You don't tug on Superman's cape. You don't spit into the wind.
And, if you are a politician in an election year, you avoid anything other than sugarcoated tax discussions.
For months, Congress has punted any real discussion of taxes down the road, likely until after November's presidential and state by state contests. A wide range of political stalemates and temporary compromises mean a whole lot of uncertainty for taxpayers in the year ahead.
"One common theme during 2011 for practitioners and taxpayers was the lack of certainty in tax planning for future years," CCH Principal Tax Analyst Mark Luscombe says. "And that uncertainty was magnified by the scheduled expiration of many tax incentives after Dec. 31, 2011, and the end of the Bush-era tax cuts after 2012, due to extension by the Tax Relief, Unemployment Insurance Reauthorization and Job Creation Act of 2010."Will the payroll tax cut continue beyond its temporary stay of execution?
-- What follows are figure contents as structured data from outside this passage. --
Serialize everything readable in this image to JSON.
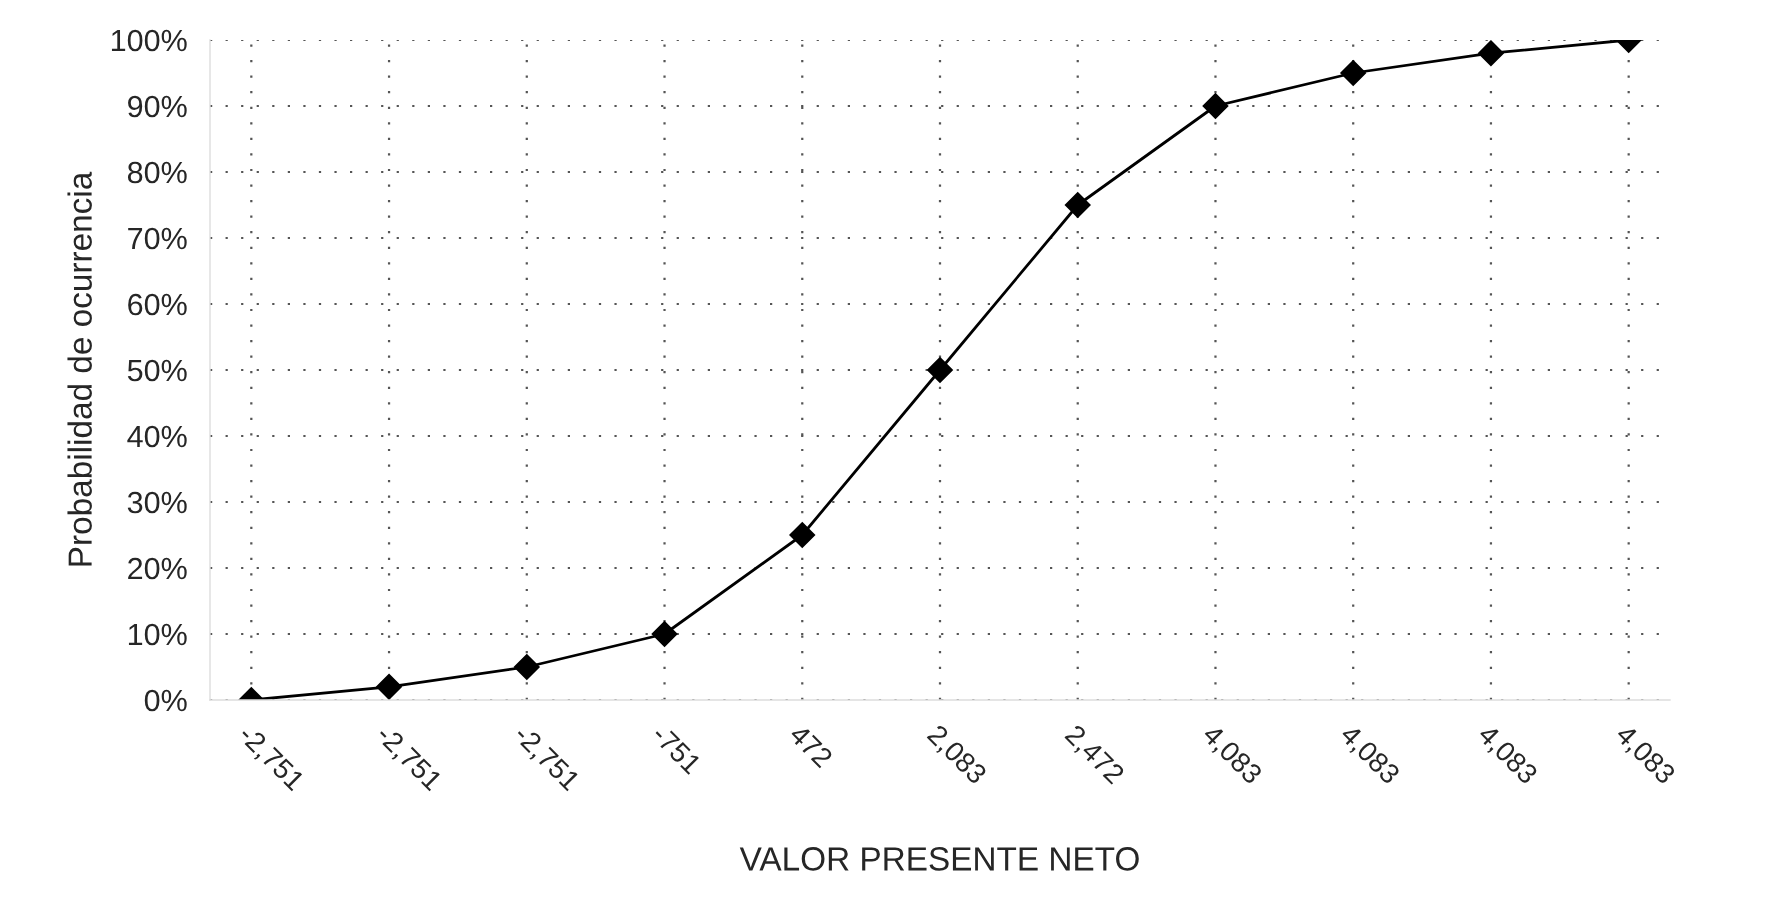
{
  "chart_data": {
    "type": "line",
    "xlabel": "VALOR PRESENTE NETO",
    "ylabel": "Probabilidad de ocurrencia",
    "categories": [
      "-2,751",
      "-2,751",
      "-2,751",
      "-751",
      "472",
      "2,083",
      "2,472",
      "4,083",
      "4,083",
      "4,083",
      "4,083"
    ],
    "series": [
      {
        "color": "#000000",
        "values": [
          0,
          2,
          5,
          10,
          25,
          50,
          75,
          90,
          95,
          98,
          100
        ]
      }
    ],
    "ylim": [
      0,
      100
    ],
    "yticks": [
      {
        "value": 0,
        "label": "0%"
      },
      {
        "value": 10,
        "label": "10%"
      },
      {
        "value": 20,
        "label": "20%"
      },
      {
        "value": 30,
        "label": "30%"
      },
      {
        "value": 40,
        "label": "40%"
      },
      {
        "value": 50,
        "label": "50%"
      },
      {
        "value": 60,
        "label": "60%"
      },
      {
        "value": 70,
        "label": "70%"
      },
      {
        "value": 80,
        "label": "80%"
      },
      {
        "value": 90,
        "label": "90%"
      },
      {
        "value": 100,
        "label": "100%"
      }
    ],
    "grid": true,
    "marker": "diamond",
    "line_style": "solid"
  }
}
What's the fate of the Bush-era tax cuts (extended through 2012) and a variety of tax extenders? Will the maximum tax rate for capital gains increase to 20% from 15% or more if the Bush-era tax cuts expire? Should the "rich" be taxed at a higher rate, a position taken by President Barack Obama and derided by conservatives? Will there be changes to the personal exemption phase-out, something that would be a boon to wealthier Americans? Are changes afoot for future implementations of the estate tax? CCH cites expert speculation that the current $5 exclusion will be lowered to $3.5 million and the top rate will rise to 45%. Will deficit reduction talks -- including the stalled response to the budget-cutting "Super Committee" -- lead to increased revenue plays, a major point of division among Democrats and Republicans? No one really knows, and we'll all have to wait until November's elections are in the history books to get a clear read. An impact of all that uncertainty is that numerous tax strategies will be difficult to commit to in 2012. Income shifting in its many forms (deferred compensation, delaying year-end billings, maximizing retirement contributions, etc.) will be a gamble given that no one knows -- or will know until late in the year -- how taxes will rise or fall in 2013.